Zandi Ali Shahidi, Boudreau Philippe, Boivin Diane B, Dumont Guy A
Annu Int Conf IEEE Eng Med Biol Soc. 2013;2013:6297-300. doi: 10.1109/EMBC.2013.6610993.
We propose a novel entropy-based measure to quantify the circadian variations of scalp electroencephalogram (EEG) by analyzing waking epochs of nap opportunities under an ultradian sleep-wake cycle (USW) protocol. To compute this circadian measure for a nap opportunity, each waking epoch (~1 sec) is decomposed using wavelet packet transform and the relative energy for the desired frequency band (here, 10-12 Hz) is calculated. Then, in a bootstrapping procedure, a shape statistic (skewness or kurtosis) of the relative energy distribution, after each resampling, is computed. Finally, the probability density function of this statistic is estimated, and the corresponding differential entropy is considered as the circadian measure. This measure was evaluated using EEG recordings from 4 healthy subjects during a 72-h USW procedure. According to the results, the proposed measure showed a significant circadian variation both for individual and group data, with peak values occurring near the core body temperature minimum. The performance of the entropy-based measure was also compared with that of two other measures, namely mean energy logarithm and mean energy ratio, revealing the superiority of this measure.

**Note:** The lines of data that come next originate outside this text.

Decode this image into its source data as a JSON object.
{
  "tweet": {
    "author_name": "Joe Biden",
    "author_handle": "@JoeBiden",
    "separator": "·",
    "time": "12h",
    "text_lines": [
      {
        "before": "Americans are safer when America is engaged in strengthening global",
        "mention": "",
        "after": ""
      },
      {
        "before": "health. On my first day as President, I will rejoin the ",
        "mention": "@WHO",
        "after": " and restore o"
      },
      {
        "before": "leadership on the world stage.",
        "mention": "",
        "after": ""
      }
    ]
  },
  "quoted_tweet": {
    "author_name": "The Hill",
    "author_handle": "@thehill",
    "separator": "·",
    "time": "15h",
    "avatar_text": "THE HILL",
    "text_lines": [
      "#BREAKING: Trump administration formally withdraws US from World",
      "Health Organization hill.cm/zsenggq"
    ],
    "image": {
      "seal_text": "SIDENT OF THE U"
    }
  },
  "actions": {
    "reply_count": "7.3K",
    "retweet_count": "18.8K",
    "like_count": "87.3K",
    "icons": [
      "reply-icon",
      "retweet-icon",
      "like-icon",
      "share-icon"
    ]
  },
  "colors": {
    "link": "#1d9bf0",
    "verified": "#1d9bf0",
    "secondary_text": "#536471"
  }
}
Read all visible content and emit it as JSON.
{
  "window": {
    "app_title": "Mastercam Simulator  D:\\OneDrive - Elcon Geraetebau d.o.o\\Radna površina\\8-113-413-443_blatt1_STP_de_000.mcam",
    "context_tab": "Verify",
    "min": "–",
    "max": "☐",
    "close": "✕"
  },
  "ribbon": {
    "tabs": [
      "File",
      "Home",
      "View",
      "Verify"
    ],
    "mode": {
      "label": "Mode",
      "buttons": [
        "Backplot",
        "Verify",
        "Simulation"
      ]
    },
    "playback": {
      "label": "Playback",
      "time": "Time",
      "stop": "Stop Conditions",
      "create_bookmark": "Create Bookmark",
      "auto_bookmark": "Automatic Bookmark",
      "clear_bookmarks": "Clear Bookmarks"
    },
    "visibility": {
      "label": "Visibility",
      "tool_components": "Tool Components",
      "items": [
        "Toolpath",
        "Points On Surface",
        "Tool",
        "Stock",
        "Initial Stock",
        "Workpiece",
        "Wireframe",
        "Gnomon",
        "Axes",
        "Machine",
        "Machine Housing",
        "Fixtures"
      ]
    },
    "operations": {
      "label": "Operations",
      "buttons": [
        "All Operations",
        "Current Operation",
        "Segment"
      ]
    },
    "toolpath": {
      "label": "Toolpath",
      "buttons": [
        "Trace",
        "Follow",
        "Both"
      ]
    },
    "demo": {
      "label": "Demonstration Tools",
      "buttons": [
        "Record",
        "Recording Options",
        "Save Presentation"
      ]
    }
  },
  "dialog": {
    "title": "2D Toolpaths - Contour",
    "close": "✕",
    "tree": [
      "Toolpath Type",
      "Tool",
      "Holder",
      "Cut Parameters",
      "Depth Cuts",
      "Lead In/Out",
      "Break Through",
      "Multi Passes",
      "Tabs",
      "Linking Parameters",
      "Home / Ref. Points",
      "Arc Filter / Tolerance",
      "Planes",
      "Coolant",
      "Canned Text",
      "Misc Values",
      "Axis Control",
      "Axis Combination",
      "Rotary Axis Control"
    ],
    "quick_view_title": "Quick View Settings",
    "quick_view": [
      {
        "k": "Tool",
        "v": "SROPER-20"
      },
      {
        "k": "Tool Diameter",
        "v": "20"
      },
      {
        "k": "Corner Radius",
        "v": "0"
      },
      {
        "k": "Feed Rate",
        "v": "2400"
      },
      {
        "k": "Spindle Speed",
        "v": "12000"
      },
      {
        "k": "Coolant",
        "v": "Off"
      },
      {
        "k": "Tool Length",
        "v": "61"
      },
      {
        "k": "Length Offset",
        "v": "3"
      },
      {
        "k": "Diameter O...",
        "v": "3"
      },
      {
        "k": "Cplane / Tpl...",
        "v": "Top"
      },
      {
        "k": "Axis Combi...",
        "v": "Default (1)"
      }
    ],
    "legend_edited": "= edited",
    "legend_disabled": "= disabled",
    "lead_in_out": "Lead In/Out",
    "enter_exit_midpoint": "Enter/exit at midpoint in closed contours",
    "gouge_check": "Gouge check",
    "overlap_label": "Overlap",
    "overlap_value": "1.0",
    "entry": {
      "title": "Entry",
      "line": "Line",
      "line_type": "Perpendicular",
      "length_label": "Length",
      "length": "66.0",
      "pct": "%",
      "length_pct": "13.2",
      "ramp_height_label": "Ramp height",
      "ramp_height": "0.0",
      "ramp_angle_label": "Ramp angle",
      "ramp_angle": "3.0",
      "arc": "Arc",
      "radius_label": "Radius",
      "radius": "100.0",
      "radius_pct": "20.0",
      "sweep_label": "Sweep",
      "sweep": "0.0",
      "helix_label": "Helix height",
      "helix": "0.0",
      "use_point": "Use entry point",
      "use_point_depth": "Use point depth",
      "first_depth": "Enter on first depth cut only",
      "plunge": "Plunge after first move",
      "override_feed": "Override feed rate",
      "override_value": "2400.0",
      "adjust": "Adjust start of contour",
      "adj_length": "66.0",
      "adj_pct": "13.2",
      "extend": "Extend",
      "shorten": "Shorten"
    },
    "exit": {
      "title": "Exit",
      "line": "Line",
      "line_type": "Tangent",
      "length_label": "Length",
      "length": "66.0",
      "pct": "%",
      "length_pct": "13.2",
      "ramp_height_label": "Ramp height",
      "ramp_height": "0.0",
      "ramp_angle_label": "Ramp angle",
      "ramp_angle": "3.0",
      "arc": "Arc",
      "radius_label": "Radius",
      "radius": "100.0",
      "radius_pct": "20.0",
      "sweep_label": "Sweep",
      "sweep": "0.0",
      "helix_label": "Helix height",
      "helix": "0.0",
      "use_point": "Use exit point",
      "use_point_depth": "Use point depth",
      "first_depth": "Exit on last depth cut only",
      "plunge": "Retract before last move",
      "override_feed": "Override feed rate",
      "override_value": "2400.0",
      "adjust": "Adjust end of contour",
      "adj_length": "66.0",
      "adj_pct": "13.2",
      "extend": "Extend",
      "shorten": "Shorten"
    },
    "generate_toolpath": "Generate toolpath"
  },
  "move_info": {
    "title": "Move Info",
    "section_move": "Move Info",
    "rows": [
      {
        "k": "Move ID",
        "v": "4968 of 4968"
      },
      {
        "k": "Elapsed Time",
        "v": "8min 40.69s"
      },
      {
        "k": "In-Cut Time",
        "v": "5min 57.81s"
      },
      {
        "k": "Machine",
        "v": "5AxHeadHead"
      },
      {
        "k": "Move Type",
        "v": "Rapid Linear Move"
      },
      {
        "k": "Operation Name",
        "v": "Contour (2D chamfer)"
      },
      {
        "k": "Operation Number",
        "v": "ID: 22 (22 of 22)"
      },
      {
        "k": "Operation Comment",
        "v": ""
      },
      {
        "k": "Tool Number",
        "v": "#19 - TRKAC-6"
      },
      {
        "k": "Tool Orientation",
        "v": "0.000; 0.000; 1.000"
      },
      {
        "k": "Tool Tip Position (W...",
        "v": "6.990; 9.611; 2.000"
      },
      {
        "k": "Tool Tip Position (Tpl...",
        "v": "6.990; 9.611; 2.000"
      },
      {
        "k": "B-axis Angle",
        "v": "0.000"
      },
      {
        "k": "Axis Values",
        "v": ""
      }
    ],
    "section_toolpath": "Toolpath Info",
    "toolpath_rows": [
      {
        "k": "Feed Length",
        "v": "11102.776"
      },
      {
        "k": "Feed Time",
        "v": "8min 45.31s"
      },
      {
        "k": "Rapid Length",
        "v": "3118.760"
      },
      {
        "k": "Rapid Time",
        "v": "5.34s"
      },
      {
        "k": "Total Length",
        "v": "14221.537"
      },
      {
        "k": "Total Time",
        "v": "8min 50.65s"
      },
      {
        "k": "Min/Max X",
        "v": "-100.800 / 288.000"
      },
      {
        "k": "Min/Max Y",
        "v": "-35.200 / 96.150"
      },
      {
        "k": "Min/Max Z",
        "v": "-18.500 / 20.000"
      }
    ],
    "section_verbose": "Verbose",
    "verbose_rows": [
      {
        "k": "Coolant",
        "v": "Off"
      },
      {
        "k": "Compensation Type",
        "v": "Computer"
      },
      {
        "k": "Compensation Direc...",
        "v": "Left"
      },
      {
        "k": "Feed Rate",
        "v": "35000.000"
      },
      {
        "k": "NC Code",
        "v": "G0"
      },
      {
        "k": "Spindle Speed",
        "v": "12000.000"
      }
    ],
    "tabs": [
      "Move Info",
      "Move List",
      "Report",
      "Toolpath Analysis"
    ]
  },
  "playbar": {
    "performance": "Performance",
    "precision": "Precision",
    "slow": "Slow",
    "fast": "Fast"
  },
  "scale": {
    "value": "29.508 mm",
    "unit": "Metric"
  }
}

我们提出了一种基于熵的新方法,通过分析超日睡眠-觉醒周期(USW)协议下小睡机会的清醒时段,来量化头皮脑电图(EEG)的昼夜节律变化。为了计算小睡机会的这种昼夜节律指标,使用小波包变换对每个清醒时段(约1秒)进行分解,并计算所需频段(此处为10 - 12Hz)的相对能量。然后,在自举过程中,每次重采样后计算相对能量分布的形状统计量(偏度或峰度)。最后,估计该统计量的概率密度函数,并将相应的微分熵视为昼夜节律指标。在一项72小时的USW过程中,使用4名健康受试者的EEG记录对该指标进行了评估。结果显示,所提出的指标在个体和群体数据中均表现出显著的昼夜节律变化,峰值出现在核心体温最低值附近。还将基于熵的指标的性能与其他两个指标(即平均能量对数和平均能量比)进行了比较,结果表明该指标具有优越性。